I will share something with you: I'm also a breast cancer survivor and it's really overwhelming sometimes with everyone around you pushing that you "think positive", "you have to be strong", "you'll get thru this" etc etc. I swear I hate the color pink, because it just gets to be too much. You have to be able to mourn the life you had before cancer, and I think sometimes all the positivity around you makes it worse somehow. I'm not saying that support is a bad thing, it's just overdone sometimes. Maybe she just wants to be sad one day and have someone, her sister perhaps, be sad with her.
Next year on June 4 it will be five years for me. Why is five years important? That's when most cancer patients are declared cured. It will mark an end of this exhausting period in my life, maybe five years seem too far away for her?

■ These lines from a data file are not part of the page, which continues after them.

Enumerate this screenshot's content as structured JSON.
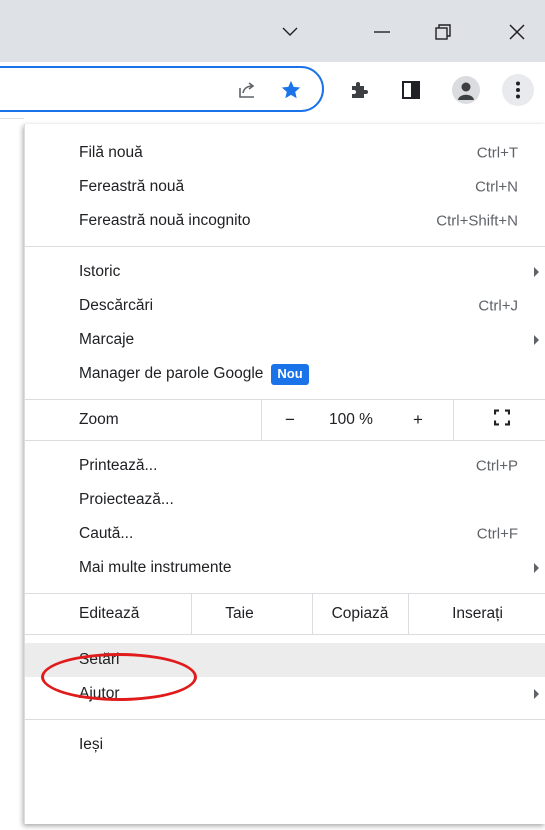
{
  "window_controls": {
    "icons": [
      "chevron-down-icon",
      "minimize-icon",
      "restore-icon",
      "close-icon"
    ]
  },
  "toolbar": {
    "icons": [
      "share-icon",
      "bookmark-star-icon",
      "extensions-puzzle-icon",
      "side-panel-icon",
      "profile-avatar-icon",
      "kebab-menu-icon"
    ],
    "accent": "#1a73e8"
  },
  "menu": {
    "new_tab": {
      "label": "Filă nouă",
      "shortcut": "Ctrl+T"
    },
    "new_window": {
      "label": "Fereastră nouă",
      "shortcut": "Ctrl+N"
    },
    "incognito": {
      "label": "Fereastră nouă incognito",
      "shortcut": "Ctrl+Shift+N"
    },
    "history": {
      "label": "Istoric"
    },
    "downloads": {
      "label": "Descărcări",
      "shortcut": "Ctrl+J"
    },
    "bookmarks": {
      "label": "Marcaje"
    },
    "password_manager": {
      "label": "Manager de parole Google",
      "badge": "Nou"
    },
    "zoom": {
      "label": "Zoom",
      "minus": "−",
      "value": "100 %",
      "plus": "+",
      "fullscreen_icon": "fullscreen-icon"
    },
    "print": {
      "label": "Printează...",
      "shortcut": "Ctrl+P"
    },
    "cast": {
      "label": "Proiectează..."
    },
    "find": {
      "label": "Caută...",
      "shortcut": "Ctrl+F"
    },
    "more_tools": {
      "label": "Mai multe instrumente"
    },
    "edit": {
      "label": "Editează",
      "cut": "Taie",
      "copy": "Copiază",
      "paste": "Inserați"
    },
    "settings": {
      "label": "Setări",
      "highlight_color": "#e01b1b"
    },
    "help": {
      "label": "Ajutor"
    },
    "exit": {
      "label": "Ieși"
    }
  }
}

It's important to talk to her when she wants to talk, there's a reason she picked you to tell. A counselor might seem too clinical and impersonal. It did to me, still does. However their phone number have been in my wallet on a sticky note for over four years, just in case I feel the need to talk to an outsider. In no way did she make the cancer happen to her, that's just sad that she believes that.
You'll do the right thing when you tell her sister. Her sister should know that this is no time to turn this sensitive moment into an argument. Best of luck to you and your friend.